As "North by Northwest" became the focus of such publicity, the Park Service promptly rescinded Hitchcock's permit, forbidding him from filming at the real Mount Rushmore or even using his planned mockups of the president's faces in any scenes with live actors. The agency later consented to the mockups but imposed some controlling measures about how the president's faces were to be filmed. Again, no violence was to be shown, but it seems Hitchcock always planned to depict some and was just playing nice so that he could gain access to the cafeteria, parking lot, and viewing terraces surrounding the actual monument.
Hitchcock's Creative Differences with the Government
Alfred Hitchcock filmed the close-ups of his actors climbing down the mountain at the MGM Studios lot in Culver City, California. Yet, they are so skillfully interwoven with the other South Dakota location footage in "North by Northwest" that the government was concerned the moviegoing public would get the wrong idea and think it had consented to Hitchcock and his actors traipsing all over Mount Rushmore and using it as the scene of character deaths.
As early reviews of "North by Northwest" came pouring in, it became apparent that the movie did not comply with the government's original wishes or demands, and that Hitchcock had never intended to do so. He was telling the officials what they wanted to hear so he could make his movie and give audiences another spectacle featuring recognizable U.S. landmarks (something he had done the year before in "Vertigo.")
Now that "North by Northwest" was in the can, there was not much officials could do except impose tougher restrictions on future Hollywood productions involving national parks. At the same time — like a filmmaker taking a generic "Alan Smithee" credit for a project they've disowned after a loss of creative control — the government asked MGM to remove the part in the credits of "North by Northwest" reading, "We gratefully acknowledge the cooperation of the United State[s] Department of the Interior and the National Park Service in the actual filming of the scenes at Mount Rushmore National Memorial, South Dakota."
Which Is the Real Desecration?
The irony of all this is that the U.S. government was concerned about Alfred Hitchcock desecrating a "Shrine of Democracy," but Mount Rushmore itself is the subject of some controversy because it's built on land that was promised to the indigenous Lakota or Teton Sioux tribe in an official U.S. treaty in the 1800s.
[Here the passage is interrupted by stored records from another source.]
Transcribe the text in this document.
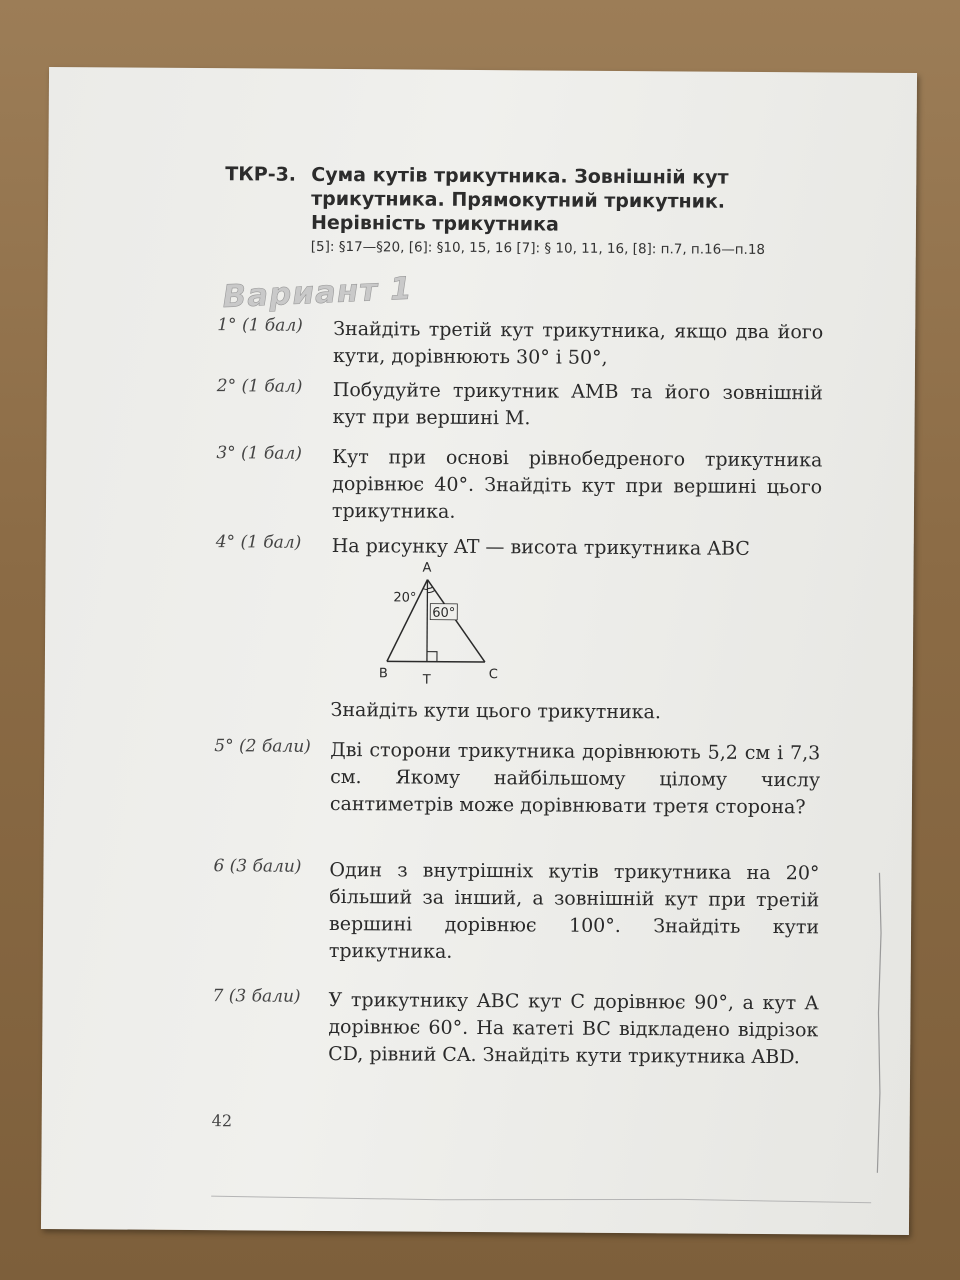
ТКР-3. Сума кутів трикутника. Зовнішній кут трикутника. Прямокутний трикутник. Нерівність трикутника
[5]: §17—§20, [6]: §10, 15, 16 [7]: § 10, 11, 16, [8]: п.7, п.16—п.18
Вариант 1
1° (1 бал) Знайдіть третій кут трикутника, якщо два його кути, дорівнюють 30° і 50°,
2° (1 бал) Побудуйте трикутник AMB та його зовнішній кут при вершині M.
3° (1 бал) Кут при основі рівнобедреного трикутника дорівнює 40°. Знайдіть кут при вершині цього трикутника.
4° (1 бал) На рисунку AT — висота трикутника ABC
A
B	C
T
20°
60°
Знайдіть кути цього трикутника.
5° (2 бали) Дві сторони трикутника дорівнюють 5,2 см і 7,3 см. Якому найбільшому цілому числу сантиметрів може дорівнювати третя сторона?
6 (3 бали) Один з внутрішніх кутів трикутника на 20° більший за інший, а зовнішній кут при третій вершині дорівнює 100°. Знайдіть кути трикутника.
7 (3 бали) У трикутнику ABC кут C дорівнює 90°, а кут A дорівнює 60°. На катеті BC відкладено відрізок CD, рівний CA. Знайдіть кути трикутника ABD.
42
The Lakota regard the Black Hills as sacred ground, but after the treaty, it became the site of a gold rush — as seen on the HBO series "Deadwood."
Plans for a monument with Native American figures were scrapped for one with the faces of four white men, and it was only a century later that the U.S. Supreme Court would make a multimillion-dollar restitution to the Sioux Nation for what some still consider stolen land. This is part of the reason why it sparked protests (via the BBC) when then-President Donald Trump held a campaign rally at Mount Rushmore on Independence Day in 2020.
The biopic "Hitchcock," starring Anthony Hopkins and Helen Mirren, features one dramatized scene with Hitchcock sitting in the bathtub, reading a New York Times review of "North by Northwest" in which the critic says he "found the climax to be overdrawn." In real life, Hitchcock may have stolen a few shots of Mount Rushmore for his movie, but some might say that pales in comparison to a Trump rally being held on sacred ground — with a monument to the Euro-centric patriarchy of the nation's founding fathers in the background.